Hume played another role in history, one you can see for yourself in the bird specimens at the Natural History Museum in London. Aside for his work as a civil servant, Hume had a deep passion for ornithology. Over his decades of life in India he amassed an astonishing collection of thousands of bird specimens and eggs. He also left behind published books and articles as well as unpublished diaries and papers, all about birds. Hume’s legacy also includes bird taxa descriptions and issues of Stray Feathers, an ornithological journal he founded. For many years of his life, Hume was working on his opus magnum on Indian birds, a work he was unable to finish after some of his notes were stolen. If not for this, he would have possibly considered this book and not the Indian National Congress as his greatest legacy.

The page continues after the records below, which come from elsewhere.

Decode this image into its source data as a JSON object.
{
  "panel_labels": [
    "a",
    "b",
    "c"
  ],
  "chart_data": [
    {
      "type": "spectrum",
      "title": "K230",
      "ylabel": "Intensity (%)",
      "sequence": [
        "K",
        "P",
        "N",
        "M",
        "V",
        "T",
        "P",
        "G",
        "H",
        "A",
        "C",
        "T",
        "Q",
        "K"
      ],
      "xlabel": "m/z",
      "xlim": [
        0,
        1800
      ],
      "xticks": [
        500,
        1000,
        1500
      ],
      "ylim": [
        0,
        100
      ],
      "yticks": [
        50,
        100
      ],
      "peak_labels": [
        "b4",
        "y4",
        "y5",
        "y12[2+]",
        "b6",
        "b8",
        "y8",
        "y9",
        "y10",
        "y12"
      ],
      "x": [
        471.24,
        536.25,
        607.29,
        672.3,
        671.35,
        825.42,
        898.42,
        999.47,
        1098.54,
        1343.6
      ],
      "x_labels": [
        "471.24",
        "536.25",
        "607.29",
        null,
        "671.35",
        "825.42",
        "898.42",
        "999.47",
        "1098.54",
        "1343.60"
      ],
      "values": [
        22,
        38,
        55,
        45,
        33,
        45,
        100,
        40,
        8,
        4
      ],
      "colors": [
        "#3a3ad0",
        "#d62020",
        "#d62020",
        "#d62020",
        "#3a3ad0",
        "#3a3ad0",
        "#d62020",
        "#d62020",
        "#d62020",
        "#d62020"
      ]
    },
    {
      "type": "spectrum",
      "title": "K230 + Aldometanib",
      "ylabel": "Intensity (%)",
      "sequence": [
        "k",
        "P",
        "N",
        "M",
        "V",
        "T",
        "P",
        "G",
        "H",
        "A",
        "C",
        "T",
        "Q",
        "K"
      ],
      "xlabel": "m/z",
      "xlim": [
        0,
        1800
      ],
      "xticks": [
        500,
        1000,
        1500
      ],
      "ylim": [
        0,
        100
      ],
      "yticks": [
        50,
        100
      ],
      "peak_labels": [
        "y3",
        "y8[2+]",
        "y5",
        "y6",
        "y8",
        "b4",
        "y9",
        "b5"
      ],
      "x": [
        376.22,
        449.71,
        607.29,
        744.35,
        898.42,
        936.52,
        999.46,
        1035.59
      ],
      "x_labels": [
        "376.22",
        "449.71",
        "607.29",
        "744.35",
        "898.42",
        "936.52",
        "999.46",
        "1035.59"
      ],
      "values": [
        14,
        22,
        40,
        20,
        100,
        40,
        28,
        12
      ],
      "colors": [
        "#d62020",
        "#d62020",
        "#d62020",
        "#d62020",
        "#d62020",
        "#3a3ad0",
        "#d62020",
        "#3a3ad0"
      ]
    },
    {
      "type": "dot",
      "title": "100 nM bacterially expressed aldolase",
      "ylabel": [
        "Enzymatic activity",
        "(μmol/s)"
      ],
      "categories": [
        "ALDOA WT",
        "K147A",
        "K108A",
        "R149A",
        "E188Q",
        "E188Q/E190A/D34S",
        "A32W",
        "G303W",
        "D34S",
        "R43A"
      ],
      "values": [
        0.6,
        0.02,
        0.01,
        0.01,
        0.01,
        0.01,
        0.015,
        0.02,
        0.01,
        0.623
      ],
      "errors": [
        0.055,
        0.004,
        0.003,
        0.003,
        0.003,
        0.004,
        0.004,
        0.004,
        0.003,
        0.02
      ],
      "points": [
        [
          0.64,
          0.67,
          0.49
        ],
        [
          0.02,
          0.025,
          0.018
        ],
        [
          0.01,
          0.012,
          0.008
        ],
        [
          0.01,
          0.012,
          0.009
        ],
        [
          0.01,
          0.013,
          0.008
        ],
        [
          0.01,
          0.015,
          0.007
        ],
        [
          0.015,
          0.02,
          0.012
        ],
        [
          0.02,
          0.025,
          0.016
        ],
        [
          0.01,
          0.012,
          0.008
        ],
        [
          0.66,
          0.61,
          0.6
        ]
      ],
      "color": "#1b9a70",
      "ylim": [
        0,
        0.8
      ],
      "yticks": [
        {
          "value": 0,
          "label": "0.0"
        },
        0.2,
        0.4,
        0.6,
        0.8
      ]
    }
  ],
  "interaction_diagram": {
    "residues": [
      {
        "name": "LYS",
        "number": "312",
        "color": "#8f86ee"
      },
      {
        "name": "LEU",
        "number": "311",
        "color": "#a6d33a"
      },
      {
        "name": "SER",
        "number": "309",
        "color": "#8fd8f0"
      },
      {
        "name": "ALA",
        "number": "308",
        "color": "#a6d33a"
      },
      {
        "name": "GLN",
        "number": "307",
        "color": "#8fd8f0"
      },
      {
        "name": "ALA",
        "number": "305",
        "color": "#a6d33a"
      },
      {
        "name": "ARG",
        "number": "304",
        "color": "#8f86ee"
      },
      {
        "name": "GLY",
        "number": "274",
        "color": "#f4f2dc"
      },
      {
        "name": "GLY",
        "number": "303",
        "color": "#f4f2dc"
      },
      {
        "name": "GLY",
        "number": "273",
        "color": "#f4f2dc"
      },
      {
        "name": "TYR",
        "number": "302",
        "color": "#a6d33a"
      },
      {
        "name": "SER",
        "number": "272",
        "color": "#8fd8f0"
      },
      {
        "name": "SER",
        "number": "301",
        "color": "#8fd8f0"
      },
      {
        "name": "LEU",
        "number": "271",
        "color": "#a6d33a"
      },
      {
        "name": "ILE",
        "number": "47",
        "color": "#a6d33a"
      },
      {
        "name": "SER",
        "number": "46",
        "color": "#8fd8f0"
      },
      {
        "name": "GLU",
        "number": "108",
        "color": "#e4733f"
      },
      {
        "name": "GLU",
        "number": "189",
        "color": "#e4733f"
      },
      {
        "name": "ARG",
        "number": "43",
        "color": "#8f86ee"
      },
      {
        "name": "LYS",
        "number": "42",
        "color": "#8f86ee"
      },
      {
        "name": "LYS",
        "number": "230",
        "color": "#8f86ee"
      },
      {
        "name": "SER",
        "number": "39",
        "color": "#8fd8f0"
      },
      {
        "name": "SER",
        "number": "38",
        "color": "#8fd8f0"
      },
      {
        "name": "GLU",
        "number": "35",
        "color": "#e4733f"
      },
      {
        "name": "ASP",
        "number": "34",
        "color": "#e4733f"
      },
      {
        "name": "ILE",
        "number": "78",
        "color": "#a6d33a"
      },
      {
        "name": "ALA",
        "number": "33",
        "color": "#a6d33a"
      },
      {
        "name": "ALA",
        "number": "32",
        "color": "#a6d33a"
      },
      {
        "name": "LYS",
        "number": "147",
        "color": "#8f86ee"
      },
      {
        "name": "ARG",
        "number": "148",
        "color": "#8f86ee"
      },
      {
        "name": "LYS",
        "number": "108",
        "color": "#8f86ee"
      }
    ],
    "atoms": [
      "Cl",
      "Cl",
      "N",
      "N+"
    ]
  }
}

Devastated, Hume abandoned the project and decided to give away his entire collection to the British Museum. Until that time, the collection was kept in Rothney Castle. Although initial negotiations with the museum fell through, eventually the whole collection was shipped to London in 1885 (the year in which the first Indian National Congress was held). It is described as the “largest single collection of birds ever received by the Museum” and it includes, among other things, “more than 60,000 bird skins and nearly 20,000 eggs from the Indian sub-continent.” You can now view the collection in the Natural History Museum, which was much later spun off from the British Museum. The museum also holds nine of Hume’s diaries “covering small segments of the period from 1859 to 1881” and while one of these has been published, work is in progress to get the others transcribed and published as well.

If the Indian government were ever to take an interest in Rothney Castle, the author offers this suggestion: If the building’s political history is considered too risky, why not convert at least part of the residence (apart from the necessary biographical section) into a bird museum? If Hume’s ghost is still out there, wandering around the forest of Jakhu hill and watching birds, I am sure this is what he is whispering to the ears of his few visitors.